Z Wikiźródeł, wolnej biblioteki
Ta strona została uwierzytelniona.

Słoń, przekonany, że wieść jest prawdziwą,
Że Jowisz uczcić zamierza
Tak potężnego rycerza,
Do swych pałaców powraca co żywo,
I każe świetne zgotować biesiady
Na przyjęcie ambasady.
Mija dzień, mija drugi, Słoń dąsa się, zżyma,
Nie widać posła. Nareszcie, zdaleka
Mignęło mu przed oczyma
Coś, niby nakształt człowieka;
Biegnie więc, wita Małpę nizkiemi pokłony,
Pyta o zdrowie,
I oczekuje, co powie.
Lecz Małpa milczy.
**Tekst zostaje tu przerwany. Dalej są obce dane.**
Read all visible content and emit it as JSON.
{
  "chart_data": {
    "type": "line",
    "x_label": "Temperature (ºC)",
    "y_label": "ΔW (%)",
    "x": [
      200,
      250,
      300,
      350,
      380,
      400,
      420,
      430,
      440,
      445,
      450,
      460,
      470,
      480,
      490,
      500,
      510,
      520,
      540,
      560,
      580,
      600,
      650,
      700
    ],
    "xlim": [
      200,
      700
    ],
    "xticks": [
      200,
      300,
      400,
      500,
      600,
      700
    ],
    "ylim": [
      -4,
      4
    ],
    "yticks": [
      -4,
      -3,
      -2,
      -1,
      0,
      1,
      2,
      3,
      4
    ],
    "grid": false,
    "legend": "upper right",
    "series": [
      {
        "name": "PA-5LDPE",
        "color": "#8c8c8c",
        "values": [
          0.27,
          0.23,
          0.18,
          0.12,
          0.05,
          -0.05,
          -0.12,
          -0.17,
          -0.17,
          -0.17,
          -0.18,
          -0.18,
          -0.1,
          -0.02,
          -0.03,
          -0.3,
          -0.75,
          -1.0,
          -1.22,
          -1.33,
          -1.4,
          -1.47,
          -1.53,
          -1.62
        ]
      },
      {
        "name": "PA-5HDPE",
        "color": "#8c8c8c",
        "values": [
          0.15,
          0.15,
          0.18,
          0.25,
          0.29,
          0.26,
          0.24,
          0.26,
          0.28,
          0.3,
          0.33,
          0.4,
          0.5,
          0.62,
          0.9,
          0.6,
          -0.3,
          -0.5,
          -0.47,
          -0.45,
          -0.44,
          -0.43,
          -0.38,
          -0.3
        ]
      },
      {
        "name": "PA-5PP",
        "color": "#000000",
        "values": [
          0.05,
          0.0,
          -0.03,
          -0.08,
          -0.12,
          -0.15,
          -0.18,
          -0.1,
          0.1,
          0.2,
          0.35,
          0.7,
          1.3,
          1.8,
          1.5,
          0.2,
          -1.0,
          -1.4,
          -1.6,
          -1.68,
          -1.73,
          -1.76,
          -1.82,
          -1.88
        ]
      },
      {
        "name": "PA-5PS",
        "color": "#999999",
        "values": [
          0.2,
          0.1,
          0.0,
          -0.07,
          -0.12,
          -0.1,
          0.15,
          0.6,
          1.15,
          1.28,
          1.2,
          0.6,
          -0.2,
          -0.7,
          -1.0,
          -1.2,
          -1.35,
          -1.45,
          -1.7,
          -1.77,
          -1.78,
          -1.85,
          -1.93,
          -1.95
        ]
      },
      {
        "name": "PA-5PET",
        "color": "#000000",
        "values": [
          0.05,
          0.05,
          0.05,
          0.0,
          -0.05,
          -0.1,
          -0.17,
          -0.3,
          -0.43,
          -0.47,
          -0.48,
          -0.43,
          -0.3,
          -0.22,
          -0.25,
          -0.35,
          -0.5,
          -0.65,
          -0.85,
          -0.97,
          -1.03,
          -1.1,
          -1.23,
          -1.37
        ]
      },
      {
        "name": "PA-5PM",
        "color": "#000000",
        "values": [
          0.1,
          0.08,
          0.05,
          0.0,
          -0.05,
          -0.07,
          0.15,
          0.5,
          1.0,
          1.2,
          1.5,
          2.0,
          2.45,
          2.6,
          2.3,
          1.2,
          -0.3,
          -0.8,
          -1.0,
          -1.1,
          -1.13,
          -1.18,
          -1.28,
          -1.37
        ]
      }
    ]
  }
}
Był zatem zmuszony
Sam wszcząć rozmowę. Więc paszczę rozdziawia
I tak przemawia:
«Nasz wielce miły brat Jowisz, niech raczy
Spojrzeć na ziemię, a wkrótce zobaczy
Walkę nieszpetną. — A z kimże i o co?
Zapyta Małpa. — Jakto? Słoń odpowie,
Czyliż nie wiedzą Bogowie
Że Nosorożec, przemocą
Pragnie mi wydrzeć moje przywileje,
Przodków tytuły i prawa?
Że nasz spór walka ma rozstrzygnąć krwawa?